Festivals – highlights – ha! the hair puns continue… and stop here. T-break deadlines are drawing in. Send your submissions in NOW! for a chance to play the legendary unsigned T-break tent following in the footsteps of almost every great Scottish band from the last few years. You can still apply for jobs with festivals, also here, and here – working the bars, picking up the rubbish, drivers, ripping tickets and wrist banding people, security etc. Check individual sites for jobs too – often the work is shift work across and the weekends, allowing you some time to see bands while earning a crust or enough for a £6 take away burger though you may not have a choice over what hours you work, its hard work but good fun if you’re in the right frame of mind. You can also represent a chosen charity at various festivals, like Oxfam – see individual charities and organisations for details, these positions are usually unpaid as they are voluntary.
If you haven’t managed to buy tickets for your favourite festival and can’t/don’t want to pay £1137 on ebay, there is a place to help – Scarlet Mist, an ethical ticket trade site for people to pass on tickets to real music fans if they are unable to attend an event.
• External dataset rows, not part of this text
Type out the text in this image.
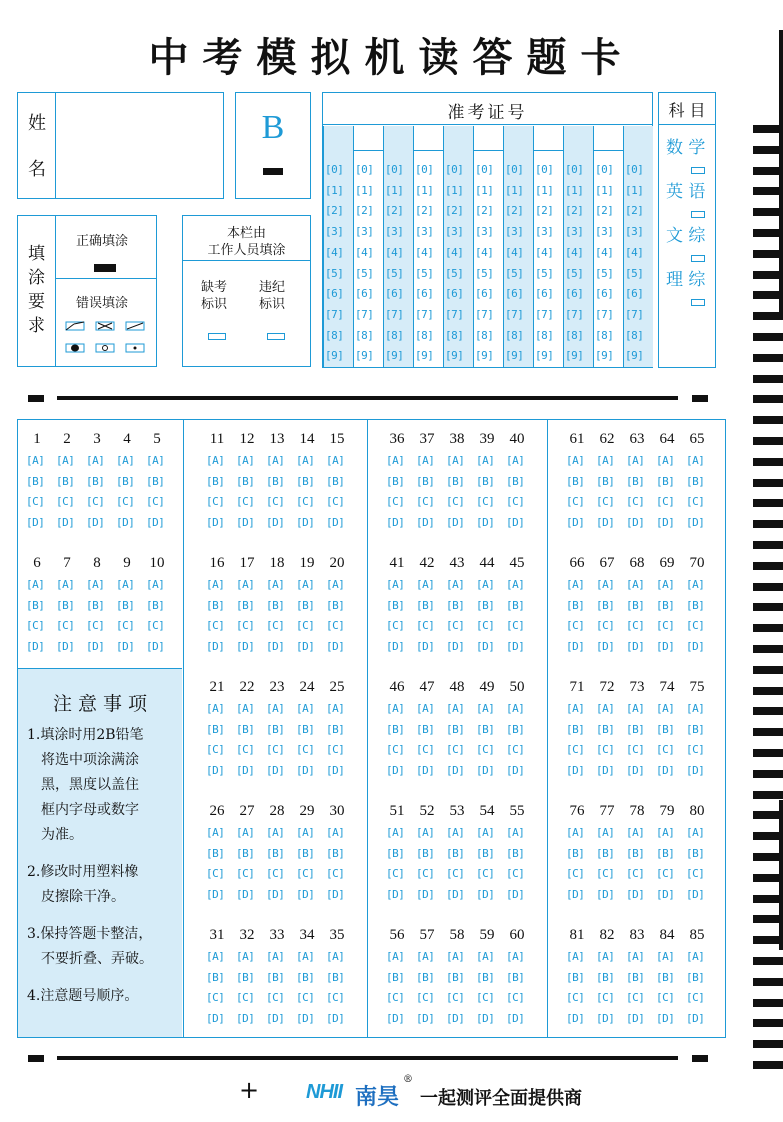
中考模拟机读答题卡
姓
名
B	准考证号
[0]
[1]
[2]
[3]
[4]
[5]
[6]
[7]
[8]
[9]
[0]
[1]
[2]
[3]
[4]
[5]
[6]
[7]
[8]
[9]
[0]
[1]
[2]
[3]
[4]
[5]
[6]
[7]
[8]
[9]
[0]
[1]
[2]
[3]
[4]
[5]
[6]
[7]
[8]
[9]
[0]
[1]
[2]
[3]
[4]
[5]
[6]
[7]
[8]
[9]
[0]
[1]
[2]
[3]
[4]
[5]
[6]
[7]
[8]
[9]
[0]
[1]
[2]
[3]
[4]
[5]
[6]
[7]
[8]
[9]
[0]
[1]
[2]
[3]
[4]
[5]
[6]
[7]
[8]
[9]
[0]
[1]
[2]
[3]
[4]
[5]
[6]
[7]
[8]
[9]
[0]
[1]
[2]
[3]
[4]
[5]
[6]
[7]
[8]
[9]
[0]
[1]
[2]
[3]
[4]
[5]
[6]
[7]
[8]
[9]
科 目
数 学
英 语
文 综
理 综
填涂要求
正确填涂
错误填涂
本栏由
工作人员填涂
缺考
标识
违纪
标识
注 意 事 项
1.填涂时用2B铅笔
将选中项涂满涂
黑，黑度以盖住
框内字母或数字
为准。
2.修改时用塑料橡
皮擦除干净。
3.保持答题卡整洁，
不要折叠、弄破。
4.注意题号顺序。
1
[A]
[B]
[C]
[D]
2
[A]
[B]
[C]
[D]
3
[A]
[B]
[C]
[D]
4
[A]
[B]
[C]
[D]
5
[A]
[B]
[C]
[D]
6
[A]
[B]
[C]
[D]
7
[A]
[B]
[C]
[D]
8
[A]
[B]
[C]
[D]
9
[A]
[B]
[C]
[D]
10
[A]
[B]
[C]
[D]
11
[A]
[B]
[C]
[D]
12
[A]
[B]
[C]
[D]
13
[A]
[B]
[C]
[D]
14
[A]
[B]
[C]
[D]
15
[A]
[B]
[C]
[D]
16
[A]
[B]
[C]
[D]
17
[A]
[B]
[C]
[D]
18
[A]
[B]
[C]
[D]
19
[A]
[B]
[C]
[D]
20
[A]
[B]
[C]
[D]
21
[A]
[B]
[C]
[D]
22
[A]
[B]
[C]
[D]
23
[A]
[B]
[C]
[D]
24
[A]
[B]
[C]
[D]
25
[A]
[B]
[C]
[D]
26
[A]
[B]
[C]
[D]
27
[A]
[B]
[C]
[D]
28
[A]
[B]
[C]
[D]
29
[A]
[B]
[C]
[D]
30
[A]
[B]
[C]
[D]
31
[A]
[B]
[C]
[D]
32
[A]
[B]
[C]
[D]
33
[A]
[B]
[C]
[D]
34
[A]
[B]
[C]
[D]
35
[A]
[B]
[C]
[D]
36
[A]
[B]
[C]
[D]
37
[A]
[B]
[C]
[D]
38
[A]
[B]
[C]
[D]
39
[A]
[B]
[C]
[D]
40
[A]
[B]
[C]
[D]
41
[A]
[B]
[C]
[D]
42
[A]
[B]
[C]
[D]
43
[A]
[B]
[C]
[D]
44
[A]
[B]
[C]
[D]
45
[A]
[B]
[C]
[D]
46
[A]
[B]
[C]
[D]
47
[A]
[B]
[C]
[D]
48
[A]
[B]
[C]
[D]
49
[A]
[B]
[C]
[D]
50
[A]
[B]
[C]
[D]
51
[A]
[B]
[C]
[D]
52
[A]
[B]
[C]
[D]
53
[A]
[B]
[C]
[D]
54
[A]
[B]
[C]
[D]
55
[A]
[B]
[C]
[D]
56
[A]
[B]
[C]
[D]
57
[A]
[B]
[C]
[D]
58
[A]
[B]
[C]
[D]
59
[A]
[B]
[C]
[D]
60
[A]
[B]
[C]
[D]
61
[A]
[B]
[C]
[D]
62
[A]
[B]
[C]
[D]
63
[A]
[B]
[C]
[D]
64
[A]
[B]
[C]
[D]
65
[A]
[B]
[C]
[D]
66
[A]
[B]
[C]
[D]
67
[A]
[B]
[C]
[D]
68
[A]
[B]
[C]
[D]
69
[A]
[B]
[C]
[D]
70
[A]
[B]
[C]
[D]
71
[A]
[B]
[C]
[D]
72
[A]
[B]
[C]
[D]
73
[A]
[B]
[C]
[D]
74
[A]
[B]
[C]
[D]
75
[A]
[B]
[C]
[D]
76
[A]
[B]
[C]
[D]
77
[A]
[B]
[C]
[D]
78
[A]
[B]
[C]
[D]
79
[A]
[B]
[C]
[D]
80
[A]
[B]
[C]
[D]
81
[A]
[B]
[C]
[D]
82
[A]
[B]
[C]
[D]
83
[A]
[B]
[C]
[D]
84
[A]
[B]
[C]
[D]
85
[A]
[B]
[C]
[D]
+ NHII 南昊
®
一起测评全面提供商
Face value prices.
The other thing I’d always advise, is to check out your local festivals, most cities and towns will do some kind of summer/spring/autumn festival or special days, band competitions – it’ll be in the newspaper or your council website. Scotland has a wealth of festivals so if you’ve missed on your T in the Park, Hyrdo Connect (back next year) or Rockness there is always the smaller fests – Retrofest, Meadows, Glasgow Music Festival, Belladrum, Wickerman, Isle of Skye, Mull of Kintyre Festival, Sound Festival, in fact, just numerous folk and traditional Scottish music festivals and events from the heart of the cities to the outer islands.
In other news – Bollocks to Poverty‘s music shop is open. You can now buy tunes and fight for human rights with ActionAid. Go get your ear-jollies on while evolving your karma.